3

I'm getting the following error when I try to run createDataPartition in caret.

Error in createDataPartition(data1, p = 0.8, list = FALSE) : 
  y must have at least 2 data points

I ran the same exact same code last night with no errors. Any thoughts?

predictors<- with(df, data.frame(xvar, xvar, xvar, xvar))
data1<-with(dfu2, data.frame(data1))
library(caret)
set.seed(1)
trainingRows<- createDataPartition(data1,
                                   p=.80,
                                   list=FALSE)
> dput(head(data1, 15)) structure(list(data1 = c(1L, 1L, 1L, 1L, 1L, 1L, 1L, 0L, 0L, 1L, 0L, 0L, 0L, 1L, 1L)), .Names = "data1", row.names = c(NA, 15L), class = "data.frame")

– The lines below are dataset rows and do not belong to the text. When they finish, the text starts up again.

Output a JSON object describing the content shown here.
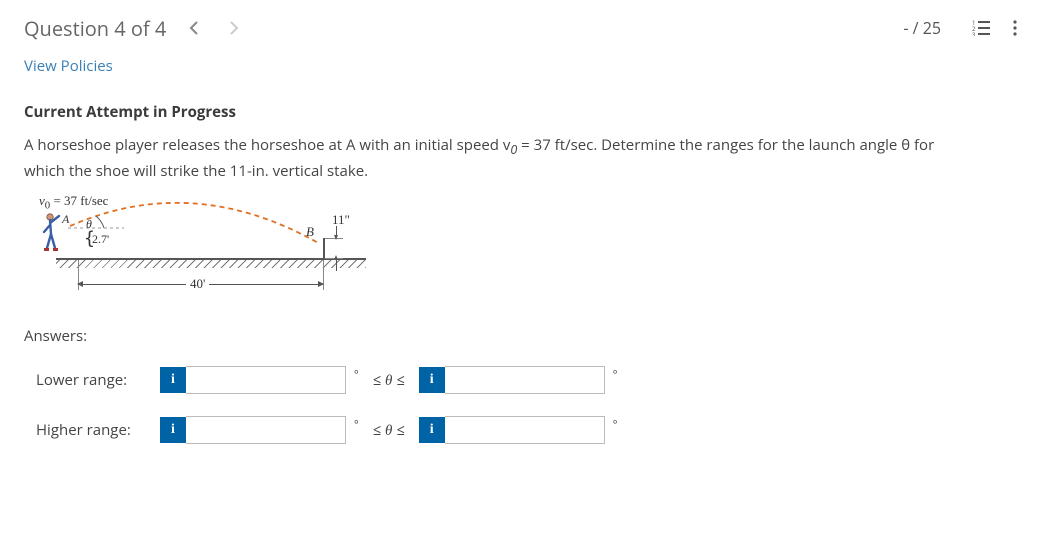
{
  "header": {
    "question_title": "Question 4 of 4",
    "score": "- / 25"
  },
  "links": {
    "view_policies": "View Policies"
  },
  "attempt_heading": "Current Attempt in Progress",
  "prompt": {
    "pre": "A horseshoe player releases the horseshoe at A with an initial speed v",
    "sub": "0",
    "post": " = 37 ft/sec. Determine the ranges for the launch angle θ for which the shoe will strike the 11-in. vertical stake."
  },
  "figure": {
    "v0_label_pre": "v",
    "v0_label_sub": "0",
    "v0_label_post": " = 37 ft/sec",
    "point_A": "A",
    "point_B": "B",
    "angle_label": "θ",
    "release_height": "2.7'",
    "stake_height": "11\"",
    "horizontal_distance": "40'"
  },
  "answers": {
    "label": "Answers:",
    "lower_label": "Lower range:",
    "higher_label": "Higher range:",
    "between": "≤ θ ≤",
    "degree": "°",
    "info_glyph": "i",
    "lower_a": "",
    "lower_b": "",
    "higher_a": "",
    "higher_b": ""
  }
}
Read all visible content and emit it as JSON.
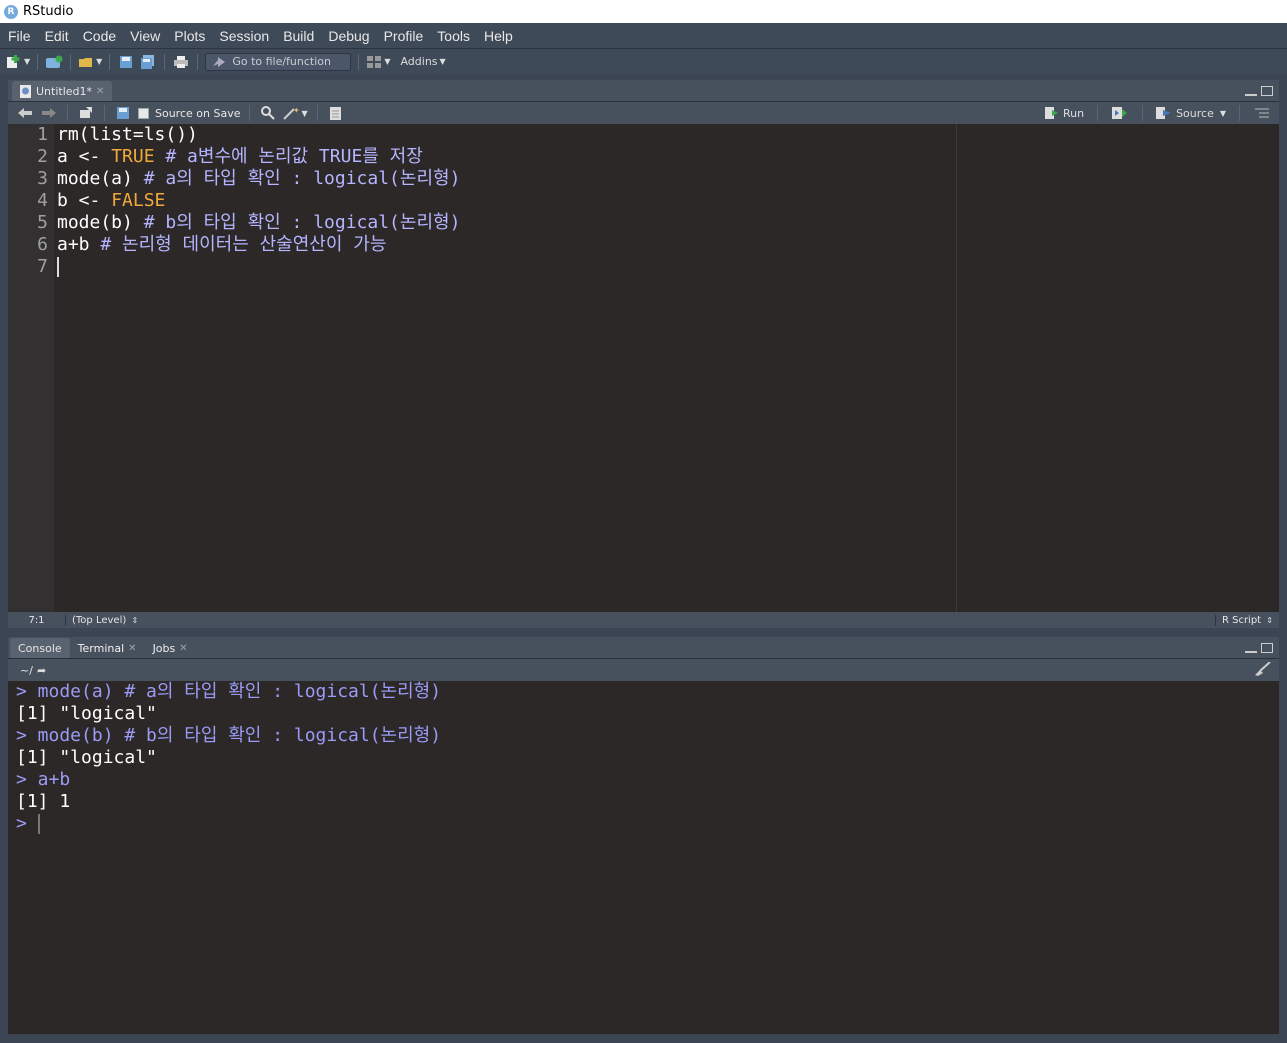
{
  "window": {
    "title": "RStudio",
    "icon_letter": "R"
  },
  "menu": [
    "File",
    "Edit",
    "Code",
    "View",
    "Plots",
    "Session",
    "Build",
    "Debug",
    "Profile",
    "Tools",
    "Help"
  ],
  "toolbar": {
    "goto_placeholder": "Go to file/function",
    "addins_label": "Addins"
  },
  "source_pane": {
    "tab_label": "Untitled1*",
    "source_on_save_label": "Source on Save",
    "run_label": "Run",
    "source_label": "Source",
    "lines": [
      {
        "n": "1",
        "parts": [
          {
            "t": "rm(list=ls())",
            "c": "plain"
          }
        ]
      },
      {
        "n": "2",
        "parts": [
          {
            "t": "a <- ",
            "c": "plain"
          },
          {
            "t": "TRUE",
            "c": "kw"
          },
          {
            "t": " # a변수에 논리값 TRUE를 저장",
            "c": "cm"
          }
        ]
      },
      {
        "n": "3",
        "parts": [
          {
            "t": "mode(a) ",
            "c": "plain"
          },
          {
            "t": "# a의 타입 확인 : logical(논리형)",
            "c": "cm"
          }
        ]
      },
      {
        "n": "4",
        "parts": [
          {
            "t": "b <- ",
            "c": "plain"
          },
          {
            "t": "FALSE",
            "c": "kw"
          }
        ]
      },
      {
        "n": "5",
        "parts": [
          {
            "t": "mode(b) ",
            "c": "plain"
          },
          {
            "t": "# b의 타입 확인 : logical(논리형)",
            "c": "cm"
          }
        ]
      },
      {
        "n": "6",
        "parts": [
          {
            "t": "a+b ",
            "c": "plain"
          },
          {
            "t": "# 논리형 데이터는 산술연산이 가능",
            "c": "cm"
          }
        ]
      },
      {
        "n": "7",
        "parts": []
      }
    ],
    "status_position": "7:1",
    "status_level": "(Top Level)",
    "status_filetype": "R Script"
  },
  "console_pane": {
    "tabs": [
      "Console",
      "Terminal",
      "Jobs"
    ],
    "path": "~/",
    "lines": [
      {
        "t": "> mode(a) # a의 타입 확인 : logical(논리형)",
        "c": "cin"
      },
      {
        "t": "[1] \"logical\"",
        "c": "cout"
      },
      {
        "t": "> mode(b) # b의 타입 확인 : logical(논리형)",
        "c": "cin"
      },
      {
        "t": "[1] \"logical\"",
        "c": "cout"
      },
      {
        "t": "> a+b",
        "c": "cin"
      },
      {
        "t": "[1] 1",
        "c": "cout"
      },
      {
        "t": "> ",
        "c": "cin"
      }
    ]
  }
}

The data frame data1 is clearly visible in my environment and has the expected observations. Any thought?

hmgogo
  • 31
  • 1
  • 3
  • Please add a [reproducible example](http://stackoverflow.com/questions/5963269/how-to-make-a-great-r-reproducible-example). – phiver Oct 22 '15 at 13:30

2 Answers2

4

This does not work because data1 is a data.frame in your case whereas it should be a vector as it is mentioned the documentation of ?createDataPartition. See this example:

#using your data
data1 <- structure(list(data1 = c(1L, 1L, 1L, 1L, 1L, 1L, 1L, 0L, 0L, 1L, 0L, 0L, 0L, 1L, 1L)), .Names = "data1", row.names = c(NA, 15L), class = "data.frame")

Now if I do:

> createDataPartition(data1)
Error in createDataPartition(data1) : y must have at least 2 data points

I get the same error as you. Whereas, if it is a vector:

> createDataPartition(data1[[1]] )
$Resample1
[1]  1  2  3  4  8  9 12 15

It works great.

So just use data1[[1]] in your code in the CreateDataPartition call and it will work.

LyzandeR
  • 37,047
  • 12
  • 77
  • 87
0

I solved the same problem by changing the target data type from character to factor because the downsample function require the response should be factor type. Hope this will be helpful

Qing Yuan
  • 67
  • 2